The Islamic Development Bank (IDB) will set up a $10bn Sukuk [Islamic bond] issuance programme on the Nasdaq Dubai exchange, according to a Reuters report. It added it would be the bank’s third Sukuk programme – it already issues Islamic bonds in the UK and Malaysia – and its first in a Middle Eastern country.h6. Governance
Dutch civil service pension fund ABP says it has settled its mortgage-backed securities lawsuits with Credit Suisse and Morgan Stanley. ABP, which has assets of €292bn, had contended they had provided false and misleading information when selling the investments. It means that all ABP’s outstanding cases against investment banks over the financial crisis are now settled. ABP said it was satisfied with the settlement, though the amount won’t be disclosed.

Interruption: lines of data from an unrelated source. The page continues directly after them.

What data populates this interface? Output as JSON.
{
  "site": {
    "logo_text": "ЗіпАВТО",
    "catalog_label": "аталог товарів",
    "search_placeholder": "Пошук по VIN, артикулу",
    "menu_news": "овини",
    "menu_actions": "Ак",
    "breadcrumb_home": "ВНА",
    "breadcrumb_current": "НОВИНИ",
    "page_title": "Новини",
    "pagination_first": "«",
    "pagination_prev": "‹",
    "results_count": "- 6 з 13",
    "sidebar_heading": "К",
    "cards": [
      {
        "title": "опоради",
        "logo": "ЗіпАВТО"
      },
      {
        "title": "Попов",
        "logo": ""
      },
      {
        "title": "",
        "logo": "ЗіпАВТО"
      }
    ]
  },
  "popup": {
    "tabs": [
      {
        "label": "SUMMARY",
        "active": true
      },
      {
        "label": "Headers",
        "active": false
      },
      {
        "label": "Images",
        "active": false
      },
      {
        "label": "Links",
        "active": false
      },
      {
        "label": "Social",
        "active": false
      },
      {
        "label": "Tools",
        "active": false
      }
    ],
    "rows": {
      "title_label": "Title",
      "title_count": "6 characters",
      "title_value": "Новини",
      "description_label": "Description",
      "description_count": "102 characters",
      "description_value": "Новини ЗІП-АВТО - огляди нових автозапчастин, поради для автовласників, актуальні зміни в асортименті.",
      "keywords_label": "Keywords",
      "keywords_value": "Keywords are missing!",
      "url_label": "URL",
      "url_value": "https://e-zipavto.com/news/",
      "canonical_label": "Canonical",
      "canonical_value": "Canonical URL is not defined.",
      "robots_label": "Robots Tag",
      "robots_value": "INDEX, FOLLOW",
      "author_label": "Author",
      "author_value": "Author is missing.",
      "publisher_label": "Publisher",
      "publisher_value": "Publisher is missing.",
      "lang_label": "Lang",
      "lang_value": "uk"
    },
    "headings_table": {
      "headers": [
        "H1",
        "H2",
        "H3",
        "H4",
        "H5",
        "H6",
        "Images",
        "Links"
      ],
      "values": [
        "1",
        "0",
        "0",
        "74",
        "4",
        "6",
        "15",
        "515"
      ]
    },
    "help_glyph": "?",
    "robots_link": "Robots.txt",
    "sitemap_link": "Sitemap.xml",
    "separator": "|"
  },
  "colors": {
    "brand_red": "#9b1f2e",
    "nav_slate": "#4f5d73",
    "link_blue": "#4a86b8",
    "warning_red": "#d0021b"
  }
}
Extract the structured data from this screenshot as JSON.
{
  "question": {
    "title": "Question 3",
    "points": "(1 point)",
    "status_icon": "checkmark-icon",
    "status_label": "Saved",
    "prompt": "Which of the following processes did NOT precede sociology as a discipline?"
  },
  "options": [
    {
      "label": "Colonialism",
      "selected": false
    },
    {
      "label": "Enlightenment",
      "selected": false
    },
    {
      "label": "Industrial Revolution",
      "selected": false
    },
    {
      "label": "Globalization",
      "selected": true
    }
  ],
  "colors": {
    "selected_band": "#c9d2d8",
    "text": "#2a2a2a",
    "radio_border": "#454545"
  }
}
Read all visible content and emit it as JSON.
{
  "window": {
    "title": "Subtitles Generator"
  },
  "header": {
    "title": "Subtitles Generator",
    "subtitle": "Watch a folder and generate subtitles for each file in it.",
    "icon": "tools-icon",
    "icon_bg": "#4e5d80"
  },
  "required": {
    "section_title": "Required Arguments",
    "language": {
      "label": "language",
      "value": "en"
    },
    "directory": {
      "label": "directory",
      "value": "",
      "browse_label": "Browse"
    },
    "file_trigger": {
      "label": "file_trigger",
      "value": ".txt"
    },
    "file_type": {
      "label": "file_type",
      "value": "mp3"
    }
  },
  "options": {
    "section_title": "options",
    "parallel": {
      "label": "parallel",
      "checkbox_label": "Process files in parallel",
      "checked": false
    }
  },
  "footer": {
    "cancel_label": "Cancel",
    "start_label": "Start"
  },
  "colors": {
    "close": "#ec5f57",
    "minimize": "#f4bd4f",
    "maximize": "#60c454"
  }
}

Massachusetts pension fund the Haverhill Retirement System has sued seven major banks over allegations they conspired to manipulate rates used for determining foreign exchange prices, according to reports. The fund filed a class action complaint in a Manhattan federal court accusing the banks – Barclays, Citigroup, Credit Suisse, Deutsche Bank, JPMorgan, Royal Bank of Scotland and UBS AG – of violating US antitrust laws.
SNS REAAL, the Dutch insurance and banking institution which no longer has a stock exchange listing after being nationalized in February, has decided to stop publishing quarterly results. It said: “SNS REAAL changes its policy because it focuses on long-term value creation. Thus, from 2014, SNS REAAL NV will publish its financial results twice a year, i.e. the annual report and the interim report.”
New York State Comptroller Thomas DiNapoli has announced an agreement with TD Ameritrade under which the online brokerage will amend its equal employment opportunity policy to explicitly prohibit discrimination based on sexual orientation or gender identity nationwide. Since 2010, DiNapoli has reached agreements with more than 30 companies to implement such policies. The $160.7bn New York State Common Retirement Fund which DiNapoli oversees has a stake worth $14.7m in TD Ameritrade.
A new study has found that corporate sustainability disclosure practices vary significantly across regions, with European companies leading but emerging markets-based companies quickly closing the “disclosure gap.” The findings come in Corporate Knights Capital’s second report on the state of corporate sustainability reporting across the world’s stock exchanges. The study – Trends in Sustainability Disclosure: Benchmarking the World’s Stock Exchanges, 2013 – was prepared with financial support from Aviva Investors and Standard & Poor’s.